Despite her age, the Queen maintains a busy daily diary carrying out her duties as sovereign, dealing with official papers in her famous red boxes, and holding audiences and video calls.
As well coping with the duke’s death, the Queen and the royal family have endured some of their most turbulent times in modern history in recent years.
The Duke and Duchess of Sussex plunged the monarchy into crisis with their bombshell interview with Oprah Winfrey in March, while Philip was in hospital.
Harry and Meghan accused an unnamed member of the family of racism towards their son Archie before he was born, and the institution of failing to help the suicidal duchess.

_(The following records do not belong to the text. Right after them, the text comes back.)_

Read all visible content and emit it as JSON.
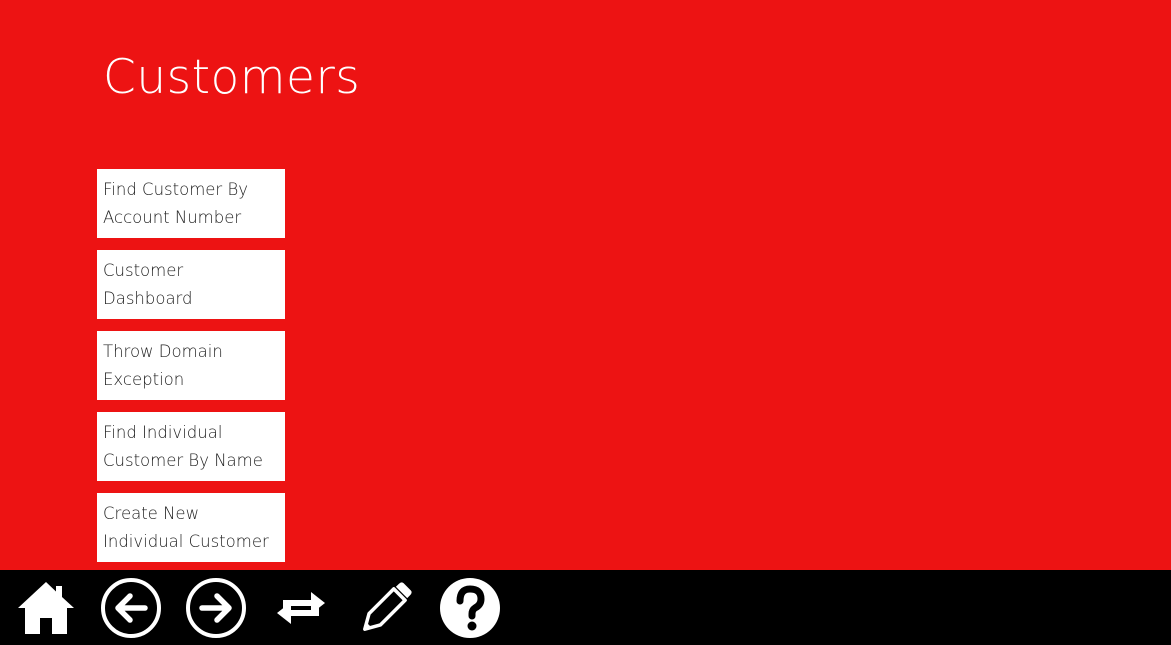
{
  "header": {
    "title": "Customers"
  },
  "actions": [
    {
      "label": "Find Customer By\nAccount Number"
    },
    {
      "label": "Customer\nDashboard"
    },
    {
      "label": "Throw Domain\nException"
    },
    {
      "label": "Find Individual\nCustomer By Name"
    },
    {
      "label": "Create New\nIndividual Customer"
    }
  ],
  "app_bar": {
    "buttons": [
      {
        "icon": "home-icon"
      },
      {
        "icon": "back-arrow-icon"
      },
      {
        "icon": "forward-arrow-icon"
      },
      {
        "icon": "refresh-swap-icon"
      },
      {
        "icon": "pencil-icon"
      },
      {
        "icon": "help-question-icon"
      }
    ]
  },
  "colors": {
    "background": "#ed1313",
    "tile": "#ffffff",
    "app_bar": "#000000",
    "title_text": "#ffffff",
    "tile_text": "#222222"
  }
}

The pair quit as senior working royals in 2020 in favour of more freedom and the ability to earn their own money in the US.
Harry said he felt let down by his father the Prince of Wales and that “there’s a lot of hurt that’s happened” in their relationship, and his long-standing rift with the Duke of Cambridge has continued.
In the aftermath of the Oprah broadcast, the Queen issued a statement saying “while some recollections may vary”, the issues would be taken “very seriously”, but dealt with privately as a family.
The scandal that engulfed the Queen’s second son the Duke of York, who was forced to step back from public duties in November 2019, moved up a gear this year.
Andrew had faced mounting pressure and calls to answer the FBI’s questions following his “car crash” Newsnight interview about his friendship with convicted sex offender Jeffrey Epstein
His friend Ghislaine Maxwell is to go on trial, charged with recruiting girls for Epstein.
Then in August 2021, Virginia Giuffre, who says she was trafficked by Epstein, started legal action against Andrew for allegedly sexually assaulting her when she was 17 and still a minor under US law.
Lawyers for Ms Giuffre filed the civil suit seeking unspecified damages at a federal court in New York.
She alleges she was sexually abused by Andrew at Maxwell’s home in London, Epstein’s New York mansion and at other locations including Epstein’s private Caribbean island Little St James.
Andrew categorically denies he had any form of sexual contact or relationship with Ms Giuffre.
Despite the royals’ problems, there have also been times of celebration, with the Queen welcoming a host of new great-grandchildren.
Princess Eugenie gave birth to her first child, a son called August, in February 2021 and Zara Tindall welcomed her third, Lucas, who was born at home on the bathroom floor the month after.
Harry and Meghan’s daughter Lilibet, who the Queen has yet to meet in person, arrived in June, and Princess Beatrice, who wed during the pandemic in a secret lockdown ceremony, had her daughter Sienna in September.